However, once I had cursed myself, I set about planting the 5 Durham Early spring cabbage plants that I found flourishing in my growhouse at home. They were in individual 3" pots so had grown on well. It is very late for planting them out but it remains very warm for this time of year and I will probably protect them under a polythene tunnel when the weather gets colder. They were a bit leggy so I still followed my usual practice of digging a square hole 4" deep and a spade width across, then using a bulb planter to cut a round hole in the bottom of the bigger hole before scattering a teasing in a good spoonful of lime. The plants with their 3" rootball fitted very nicely into the bulb planter hole and soon they were set in with a layer of soil dragged into the larger hole to support the long stems so the holes were already partially filled in. A thin scattering of slug pellets and the job was complete.
Next I turned my attention to the raspberries. I had remembered to bring my secateurs so cutting down the autumn fruiting raspberries was easy. The summer fruiting ones were a different matter.
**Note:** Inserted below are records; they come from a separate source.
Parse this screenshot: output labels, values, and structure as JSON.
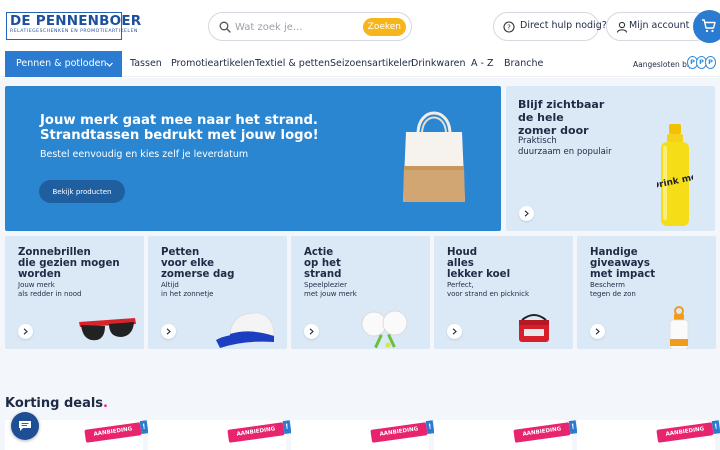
{
  "header": {
    "logo_main": "DE PENNENBOER",
    "logo_sub": "RELATIEGESCHENKEN EN PROMOTIEARTIKELEN",
    "search_placeholder": "Wat zoek je...",
    "search_button": "Zoeken",
    "help_label": "Direct hulp nodig?",
    "account_label": "Mijn account"
  },
  "nav": {
    "active_label": "Pennen & potloden",
    "items": [
      "Tassen",
      "Promotieartikelen",
      "Textiel & petten",
      "Seizoensartikelen",
      "Drinkwaren",
      "A - Z",
      "Branche"
    ],
    "aangesloten": "Aangesloten bij",
    "dots": [
      "P",
      "P",
      "P"
    ]
  },
  "hero": {
    "title_line1": "Jouw merk gaat mee naar het strand.",
    "title_line2": "Strandtassen bedrukt met jouw logo!",
    "subtitle": "Bestel eenvoudig en kies zelf je leverdatum",
    "button": "Bekijk producten"
  },
  "summer": {
    "title": [
      "Blijf zichtbaar",
      "de hele",
      "zomer door"
    ],
    "sub": [
      "Praktisch",
      "duurzaam en populair"
    ],
    "bottle_text": "Drink me"
  },
  "cards": [
    {
      "title": [
        "Zonnebrillen",
        "die gezien mogen",
        "worden"
      ],
      "sub": [
        "Jouw merk",
        "als redder in nood"
      ]
    },
    {
      "title": [
        "Petten",
        "voor elke",
        "zomerse dag"
      ],
      "sub": [
        "Altijd",
        "in het zonnetje"
      ]
    },
    {
      "title": [
        "Actie",
        "op het",
        "strand"
      ],
      "sub": [
        "Speelplezier",
        "met jouw merk"
      ]
    },
    {
      "title": [
        "Houd",
        "alles",
        "lekker koel"
      ],
      "sub": [
        "Perfect,",
        "voor strand en picknick"
      ]
    },
    {
      "title": [
        "Handige",
        "giveaways",
        "met impact"
      ],
      "sub": [
        "Bescherm",
        "tegen de zon"
      ]
    }
  ],
  "deals": {
    "title": "Korting deals",
    "dot": ".",
    "badge": "AANBIEDING",
    "badge_excl": "!"
  },
  "colors": {
    "primary": "#2b7bd0",
    "hero_bg": "#2b86d2",
    "card_bg": "#dbe8f6",
    "accent_yellow": "#f7b51c",
    "accent_pink": "#e8246f",
    "text": "#1f2a44"
  }
}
I had great difficulty deciding which were the old stems and which were the new. One or two were obviously old stems and usually snapped off easily as they were already dead. I decided the ones that had side branches may well be older so removed them as I did the thin weak ones. Any shoots that came up away from the line of plants was unceremoniously pulled up, though the odd one needed digging out as it had such strong roots. It still remains to tie in the stems to the wire and then dig the pathway each side of the row after cutting down either side of the row with my spade. I already have a few bags of pine needles that I will use to mulch the pathway. The needles are too acid to use anywhere else on the plot.
Before finishing I had to deal with the mice! A third of my Broad Bean plants have been dug up and the bean seed eaten and I disturbed a couple in my (very untidy) shed. I also see them disappear rapidly whenever I uncover my compost bins. It must be the warm weather! I therefore put some poison bait in a plastic bottle and place it strategically on its side. Those in the open need fixing so they don't blow away. I use milk bottles with a handle so a cane stuck through the handle into the ground stops it going walk-about.
Finally I dismantled the framework for the climbing French Beans and sorted the canes out into 3 categories; one of new canes, a second of old canes and a third of canes that have broken so are too short to use next time.
The only produce I took home was a couple of the celery plants as the frost has not yet destroyed them. I think they will be too woody but it is worth checking as they have grown quite big this year.